The Times in an article they mention them that so-called shadow libraries that are places where millions of book titles are illegally stored, in many cases without permission, are used as training data for AI models.

There are several file sharing sites on the internet that host an incredible amount of books, magazines and general printed material that you would normally have to pay to get.

Free libraries like the LibraryGenesis, the Z-Library or the Library, they offer material that you don't have enough time to read. But at the same time you can also upload your own material.

So this is a huge resource and the developers of artificial intelligence did not leave it unexploited. AI companies have acknowledged that they relied on shadow libraries in research work.

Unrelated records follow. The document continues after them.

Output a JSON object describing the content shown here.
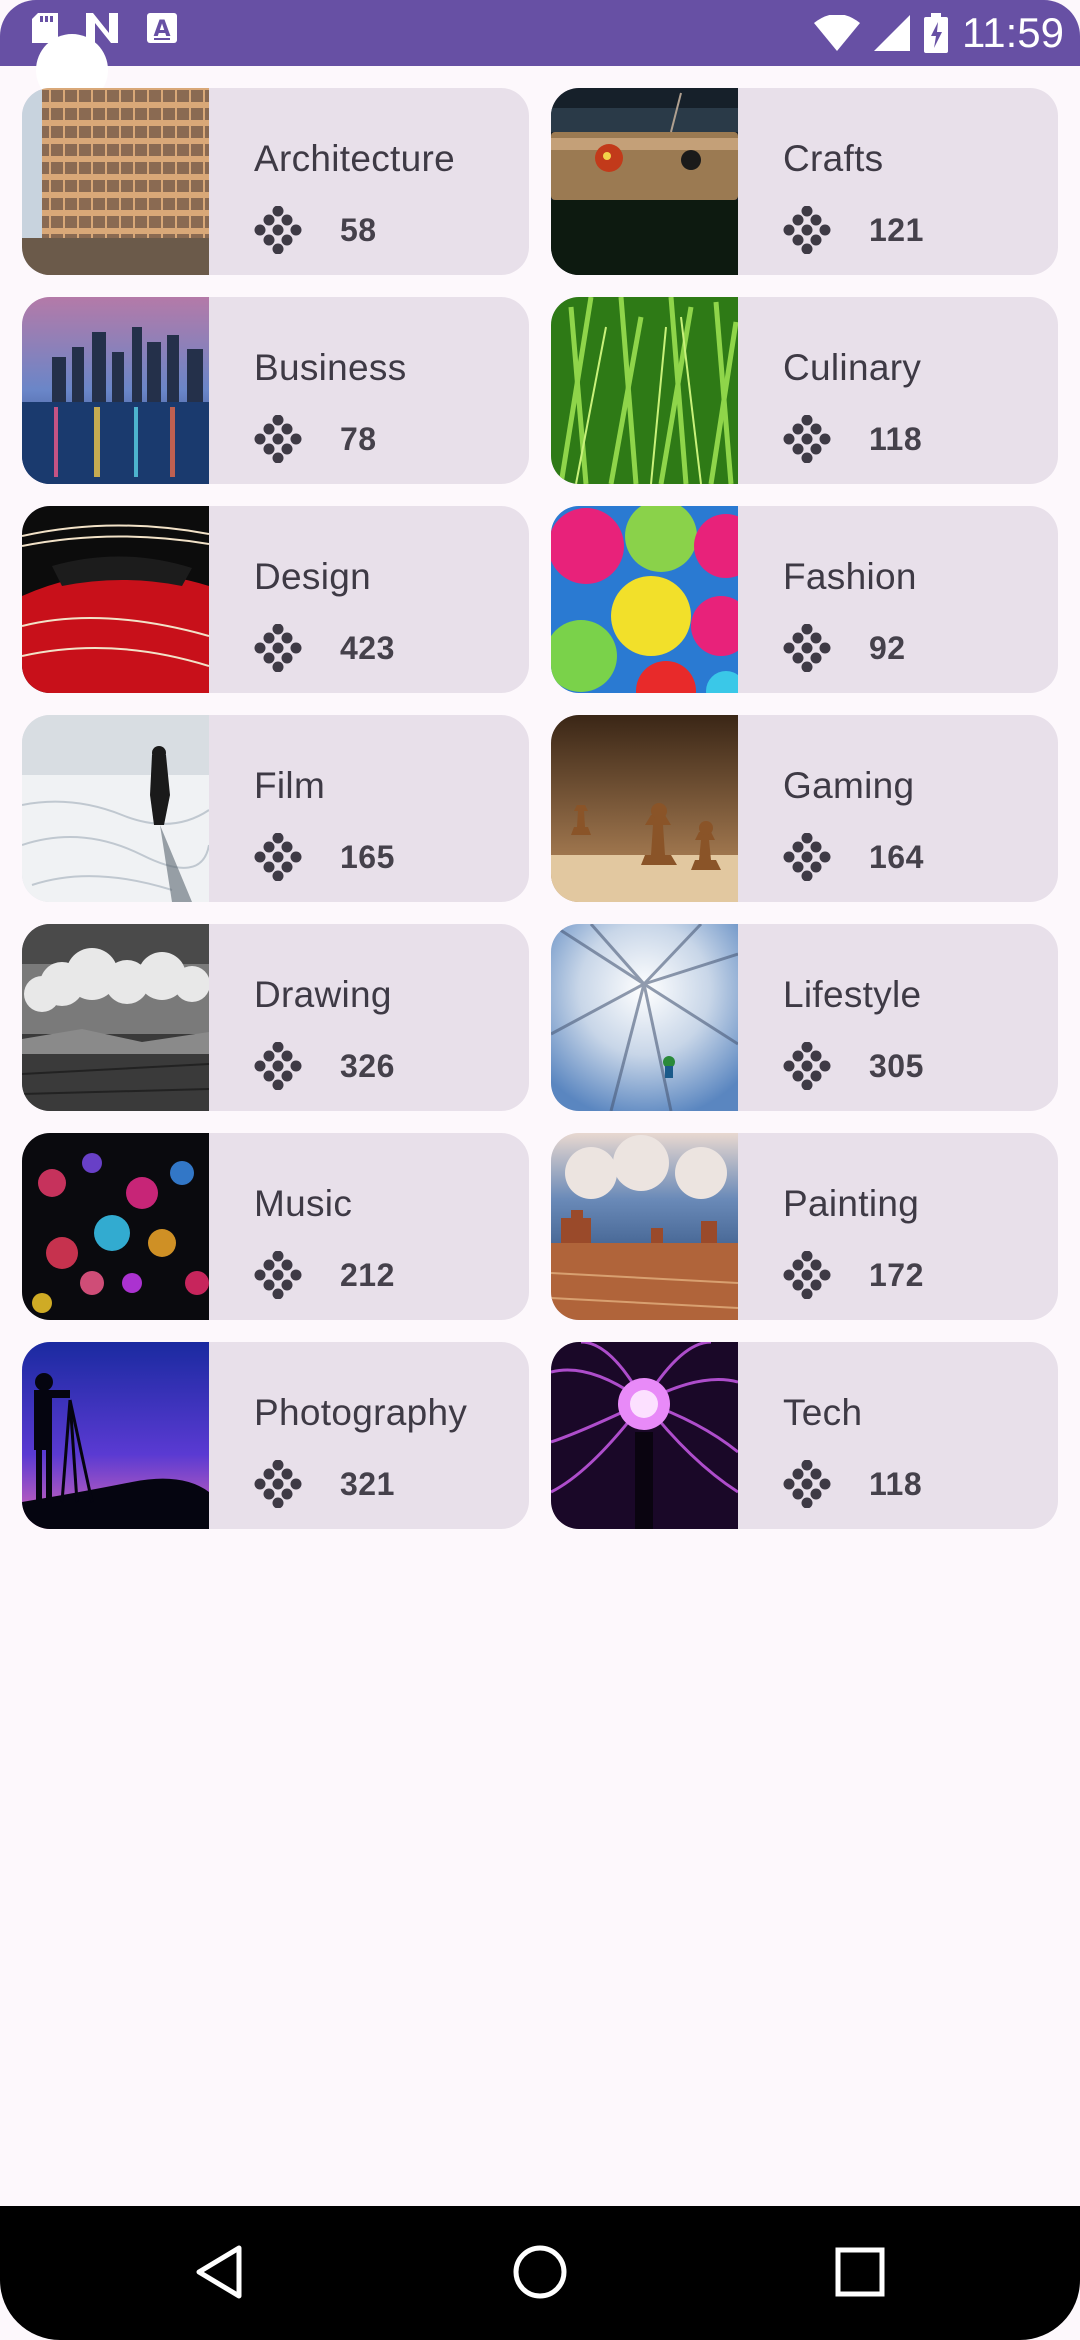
{
  "status_bar": {
    "time": "11:59"
  },
  "categories": [
    {
      "label": "Architecture",
      "count": "58"
    },
    {
      "label": "Crafts",
      "count": "121"
    },
    {
      "label": "Business",
      "count": "78"
    },
    {
      "label": "Culinary",
      "count": "118"
    },
    {
      "label": "Design",
      "count": "423"
    },
    {
      "label": "Fashion",
      "count": "92"
    },
    {
      "label": "Film",
      "count": "165"
    },
    {
      "label": "Gaming",
      "count": "164"
    },
    {
      "label": "Drawing",
      "count": "326"
    },
    {
      "label": "Lifestyle",
      "count": "305"
    },
    {
      "label": "Music",
      "count": "212"
    },
    {
      "label": "Painting",
      "count": "172"
    },
    {
      "label": "Photography",
      "count": "321"
    },
    {
      "label": "Tech",
      "count": "118"
    }
  ],
  "colors": {
    "accent": "#6750a4",
    "card": "#e8e0ea",
    "background": "#fdf8fc"
  },
  "icons": {
    "count_icon": "dotted-grid-icon",
    "nav": [
      "back-triangle-icon",
      "home-circle-icon",
      "recents-square-icon"
    ]
  }
}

The OpenAI's GPT-1 educated at BookCorpus, which has over 7.000 unpublished titles pulled from the self-publishing platform smashwords.

For the training of GPT-3 , OpenAI said that about 16 percent of the data it used came from two “Internet-based groups of books” it called “Books1” and “Books2”.


According sued by Sarah Silverman (Sarah Silverman) and two other anti-OpenAI authors, Books2 is likely a "blatantly illegal" shadow library.

Efforts to shut down these sites have failed. Last year, the FBI, with the help of the Editors' Guild, charged two people who are accused of managing Z-Library for copyright infringement, fraud and money laundering.

However, after all this fuss, tech companies are becoming increasingly strict about the data used to train their systems.